Contrairement aux idées reçues, la sphère professionnelle est un lieu de sociabilisation qui s’avère propice aux discussions politiques apaisées entre collègues.
L’insoutenable légèreté des discussions politiques entre collègues
Pour une majorité de personnes, entretenir de bons rapports entre collègues est fondamental au point que cette entente prime souvent sur l’essence du travail lui-même. La nature des échanges qui se nouent au sein de l’entreprise revêt donc une importance capitale. Une enquête réalisée par l’Ifop en octobre 2023 nous éclaire sur les sujets de discussion abordés dans ce cadre particulier, et notamment sur les thèmes jugés sensibles.
Argent, sexe et amour
Sans surprise, l’argent est perçu comme le principal tabou en entreprise pour 68 % des sondés, lesquels réagissent différemment selon leur statut puisque 75 % des managers partagent cette opinion contre 66 % des non-managers. Concernant les discussions relatives aux relations sentimentales et sexuelles entre collègues, 52 % des personnes interrogées les considèrent comme étant délicates. Les managers, pour qui la question de la hiérarchie peut se poser lors de rapports intimes avec des collègues, sont 61 % à exprimer une gêne à ce propos contre 49% de non-managers. Enfin, le sexe de la personne influe légèrement sur sa propension à s’exprimer sur ce sujet : 56 % des hommes le considèrent comme prohibé au travail, contre 49 % des femmes.
La politique, un sujet crispant ?
Après ces incontournables ‒ et intemporelles ‒ préoccupations, les sujets évoqués par les sondés comme étant les plus délicats, et donc potentiellement facteurs de tensions dans une équipe, sont ceux liés à la religion et à la laïcité (46 %), à l’’immigration (45 %), au conflit israélo-palestinien (43 %) et au racisme, à l’antisémitisme et aux discriminations (42 %). Au passage, notons que ces conversations politiques sur le lieu de travail suscitent davantage de méfiance chez les hommes que chez les femmes (de 5 à 9 points en plus selon les thèmes).

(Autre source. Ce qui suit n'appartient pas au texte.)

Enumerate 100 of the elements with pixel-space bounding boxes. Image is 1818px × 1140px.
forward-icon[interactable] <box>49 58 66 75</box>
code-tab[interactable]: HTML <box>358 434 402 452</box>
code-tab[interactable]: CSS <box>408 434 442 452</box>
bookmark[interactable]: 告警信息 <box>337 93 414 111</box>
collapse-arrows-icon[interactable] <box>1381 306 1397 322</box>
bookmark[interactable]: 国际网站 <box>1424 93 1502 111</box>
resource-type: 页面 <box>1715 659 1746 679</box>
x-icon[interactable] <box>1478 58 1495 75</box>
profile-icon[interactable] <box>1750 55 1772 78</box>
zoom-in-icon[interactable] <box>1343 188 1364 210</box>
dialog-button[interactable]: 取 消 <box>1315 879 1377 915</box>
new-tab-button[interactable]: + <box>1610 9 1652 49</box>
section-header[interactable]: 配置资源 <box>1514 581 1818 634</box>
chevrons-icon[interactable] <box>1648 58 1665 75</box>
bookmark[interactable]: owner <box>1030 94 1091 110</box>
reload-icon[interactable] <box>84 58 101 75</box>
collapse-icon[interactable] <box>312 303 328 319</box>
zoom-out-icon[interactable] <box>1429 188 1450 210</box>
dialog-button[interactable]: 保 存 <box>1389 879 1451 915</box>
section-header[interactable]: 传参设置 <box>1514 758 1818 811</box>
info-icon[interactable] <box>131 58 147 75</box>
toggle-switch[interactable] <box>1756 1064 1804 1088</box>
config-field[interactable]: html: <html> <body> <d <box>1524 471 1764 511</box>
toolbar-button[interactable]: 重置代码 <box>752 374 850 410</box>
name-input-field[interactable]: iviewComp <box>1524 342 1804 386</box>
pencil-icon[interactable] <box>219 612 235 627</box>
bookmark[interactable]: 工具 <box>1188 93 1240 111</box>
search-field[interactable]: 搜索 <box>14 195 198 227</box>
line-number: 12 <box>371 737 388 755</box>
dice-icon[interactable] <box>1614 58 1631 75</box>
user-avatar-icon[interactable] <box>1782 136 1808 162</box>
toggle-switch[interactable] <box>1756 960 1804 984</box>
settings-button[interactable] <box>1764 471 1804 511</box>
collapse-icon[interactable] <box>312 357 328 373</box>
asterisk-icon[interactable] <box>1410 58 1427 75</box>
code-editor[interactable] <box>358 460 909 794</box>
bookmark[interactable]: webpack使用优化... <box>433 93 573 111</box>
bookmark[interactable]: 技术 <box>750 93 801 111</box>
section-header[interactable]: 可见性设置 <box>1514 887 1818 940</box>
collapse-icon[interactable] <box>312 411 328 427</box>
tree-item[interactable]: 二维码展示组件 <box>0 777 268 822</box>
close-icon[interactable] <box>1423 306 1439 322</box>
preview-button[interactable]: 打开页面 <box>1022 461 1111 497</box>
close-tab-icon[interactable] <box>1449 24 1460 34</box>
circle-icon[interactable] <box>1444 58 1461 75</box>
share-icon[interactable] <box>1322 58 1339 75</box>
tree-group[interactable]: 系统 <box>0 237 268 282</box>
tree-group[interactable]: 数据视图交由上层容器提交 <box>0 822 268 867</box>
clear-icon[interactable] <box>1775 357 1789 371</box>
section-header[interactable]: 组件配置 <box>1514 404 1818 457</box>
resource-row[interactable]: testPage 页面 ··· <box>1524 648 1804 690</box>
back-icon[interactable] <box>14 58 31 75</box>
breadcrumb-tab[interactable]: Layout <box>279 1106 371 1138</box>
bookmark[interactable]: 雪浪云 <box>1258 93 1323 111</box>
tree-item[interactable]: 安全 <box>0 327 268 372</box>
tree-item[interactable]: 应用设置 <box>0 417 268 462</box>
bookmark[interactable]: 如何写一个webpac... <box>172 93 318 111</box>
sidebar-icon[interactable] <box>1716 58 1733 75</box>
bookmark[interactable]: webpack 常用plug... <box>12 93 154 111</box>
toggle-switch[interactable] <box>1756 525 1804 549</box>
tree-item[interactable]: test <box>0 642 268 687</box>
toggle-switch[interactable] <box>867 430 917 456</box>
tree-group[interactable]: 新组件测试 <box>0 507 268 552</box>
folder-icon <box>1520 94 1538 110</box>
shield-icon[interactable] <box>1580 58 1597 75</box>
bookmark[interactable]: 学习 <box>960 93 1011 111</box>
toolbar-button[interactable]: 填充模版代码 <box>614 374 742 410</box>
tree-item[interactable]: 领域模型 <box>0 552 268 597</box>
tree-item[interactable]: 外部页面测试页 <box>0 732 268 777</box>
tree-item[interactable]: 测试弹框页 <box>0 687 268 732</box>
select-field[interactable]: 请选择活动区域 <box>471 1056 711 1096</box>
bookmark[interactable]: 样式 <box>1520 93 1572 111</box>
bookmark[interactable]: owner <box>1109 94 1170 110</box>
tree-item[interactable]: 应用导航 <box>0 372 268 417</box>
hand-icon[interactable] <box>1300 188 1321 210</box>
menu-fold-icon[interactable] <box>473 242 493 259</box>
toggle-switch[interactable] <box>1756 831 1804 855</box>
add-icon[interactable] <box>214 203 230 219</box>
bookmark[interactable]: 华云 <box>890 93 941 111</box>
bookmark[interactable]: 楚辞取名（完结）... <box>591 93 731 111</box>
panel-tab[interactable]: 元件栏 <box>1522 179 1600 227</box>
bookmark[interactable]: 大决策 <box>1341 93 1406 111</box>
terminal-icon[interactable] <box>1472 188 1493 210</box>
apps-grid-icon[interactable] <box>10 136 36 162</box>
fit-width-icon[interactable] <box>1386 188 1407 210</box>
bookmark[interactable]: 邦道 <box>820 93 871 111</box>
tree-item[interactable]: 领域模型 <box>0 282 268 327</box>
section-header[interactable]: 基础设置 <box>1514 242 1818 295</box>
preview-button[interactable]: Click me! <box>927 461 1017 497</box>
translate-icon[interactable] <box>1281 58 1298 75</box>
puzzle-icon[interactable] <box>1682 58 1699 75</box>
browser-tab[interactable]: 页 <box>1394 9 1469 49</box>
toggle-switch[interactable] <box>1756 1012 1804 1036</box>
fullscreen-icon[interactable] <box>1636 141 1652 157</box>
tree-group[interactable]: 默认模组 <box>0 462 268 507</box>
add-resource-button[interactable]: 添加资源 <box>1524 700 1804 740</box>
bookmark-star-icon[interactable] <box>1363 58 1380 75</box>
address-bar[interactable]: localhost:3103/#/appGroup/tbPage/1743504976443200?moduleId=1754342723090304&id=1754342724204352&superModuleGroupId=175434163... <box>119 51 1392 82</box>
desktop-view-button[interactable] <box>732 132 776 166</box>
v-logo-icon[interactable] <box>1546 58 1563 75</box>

Les discussions liées au conflit israélo-palestinien ne sont sources de tensions que pour 8 % des salariés
Une perception faussée
Malgré ces apparentes appréhensions, 85 % des actifs interrogés déclarent avoir déjà pris part sur leur lieu de travail à au moins une discussion politique jugée sensible. Un chiffre écrasant qui témoigne du caractère essentiel de la conversation, même clivante, au sein d’un collectif. En réalité, les discussions liées au conflit israélo-palestinien ne sont sources de tensions que pour 8 % des salariés et celles liées au racisme, à l’antisémitisme et aux discriminations que pour 12 % d’entre eux. Curieusement, ces sujets ne semblent pas donner lieu à des échanges aussi tendus que les logomachies liées à la répartition des tâches au travail (26 %), le montant des rémunérations (23 %), mais aussi la circulation ou les transports en commun (5 %) et enfin les déchirantes querelles autour de la pluie et du beau temps (3 %).
La vérité est ailleurs
La discussion politique au travail serait presque aussi peu polarisante qu’une conversation sur la météo, faisant du lieu de travail un espace particulièrement imperméable aux divergences d’opinions sur les sujets externes à l’entreprise. Dès lors, quelle fonction remplissent ces conversations ? Elles assurent le lien social pur, tout en constituant une diversion aux "vraies" conversations problématiques : celles qui concernent le travail lui-même, l’équilibre des équipes où des relations intimes peuvent advenir, la reconnaissance salariale et la charge de travail.
Quoi qu’il en soit, à en croire les résultats de cette enquête, vous pouvez vous sentir libres de discuter de politique afin de nourrir des échanges aussi nécessaires que bénéfiques au débat public, le tout autour d’un expresso plus ou moins sucré.